Now …. to devise a plan to have us all working in the library and not the office!
I just love those days when a colleague shares something and it sparks off an idea that makes your brain fizz and pop!
Yesterday was one of those days for me. It all started when the wonderful Desna Wallace shared a link to the Stylist list of 100 Best Opening Lines from Children’s Books
I just love the way it looks and works, with the pictures of the books and then hover over the picture to read the first line of it. So it got me thinking …..
I am currently working on creating a set of resources to support a new Y7 & 8 library and research skills programme that I’m developing at my new school. I have an absolutely fantastic group of teachers to work with here and the junior school staff are so willing to collaborate with me, welcoming me into their classrooms.

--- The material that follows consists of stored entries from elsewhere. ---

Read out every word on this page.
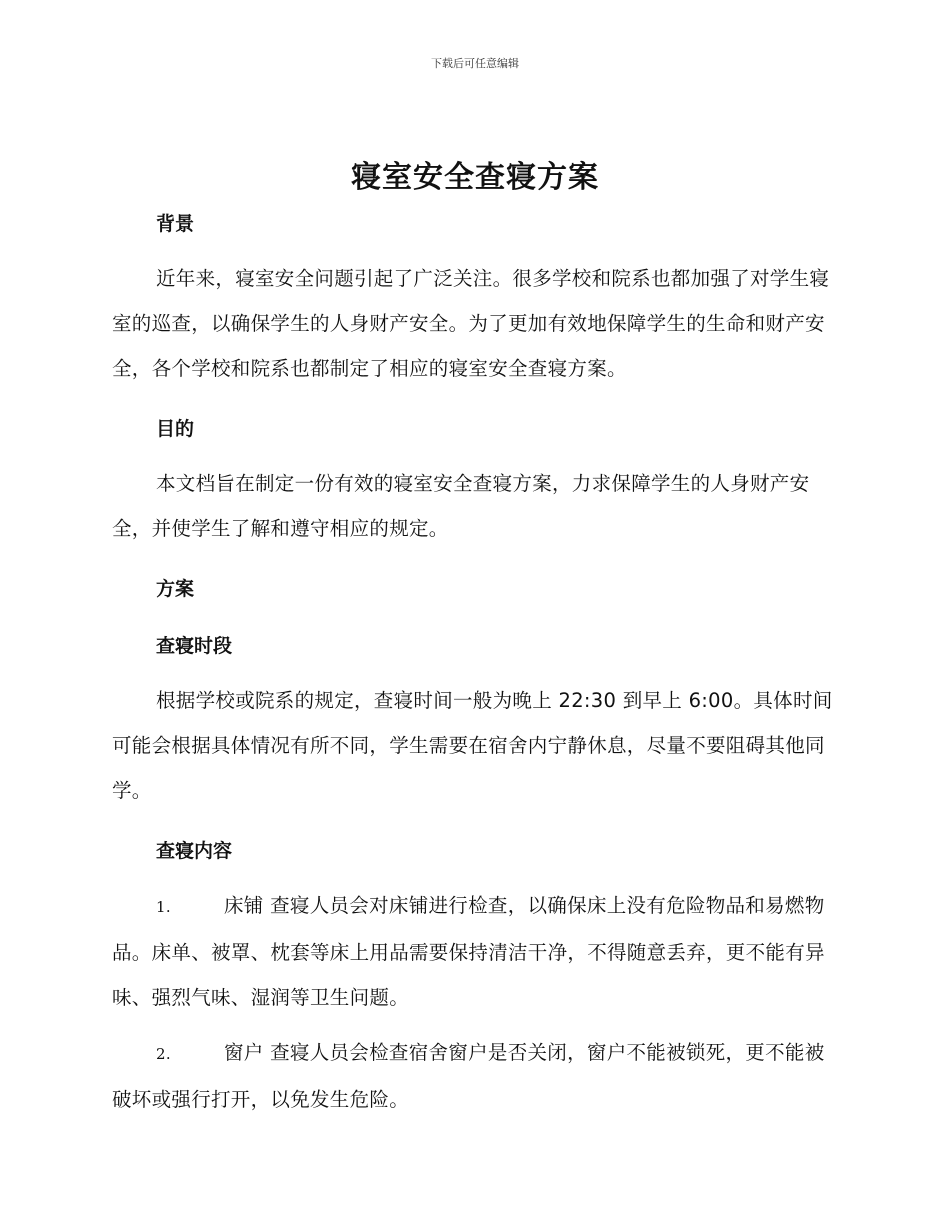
下载后可任意编辑
寝室安全查寝方案
背景
近年来，寝室安全问题引起了广泛关注。很多学校和院系也都加强了对学生寝室的巡查，以确保学生的人身财产安全。为了更加有效地保障学生的生命和财产安全，各个学校和院系也都制定了相应的寝室安全查寝方案。
目的
本文档旨在制定一份有效的寝室安全查寝方案，力求保障学生的人身财产安全，并使学生了解和遵守相应的规定。
方案
查寝时段
根据学校或院系的规定，查寝时间一般为晚上 22:30 到早上 6:00。具体时间可能会根据具体情况有所不同，学生需要在宿舍内宁静休息，尽量不要阻碍其他同学。
查寝内容
1.	床铺 查寝人员会对床铺进行检查，以确保床上没有危险物品和易燃物品。床单、被罩、枕套等床上用品需要保持清洁干净，不得随意丢弃，更不能有异味、强烈气味、湿润等卫生问题。
2.	窗户 查寝人员会检查宿舍窗户是否关闭，窗户不能被锁死，更不能被破坏或强行打开，以免发生危险。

So when I saw this post I was immediately struck by how cool it would be to design a memory card game, using the covers of the books on one set and the corresponding first line from each book on another set. The students could then play the game by either matching the pairs correctly, or have them working in groups to decide which bo0k went with which first line.
In a slightly simpler version, I will use the same concept with book covers and authors names. Both of these ideas still require some fine-tuning and tweaking, but it’s simple, relatively easy to make and fun for the students, with the potential to incorporate a competitive element into it that all boys love.
So, a big thanks Desna and I would encourage everyone to keep sharing. It’s gold!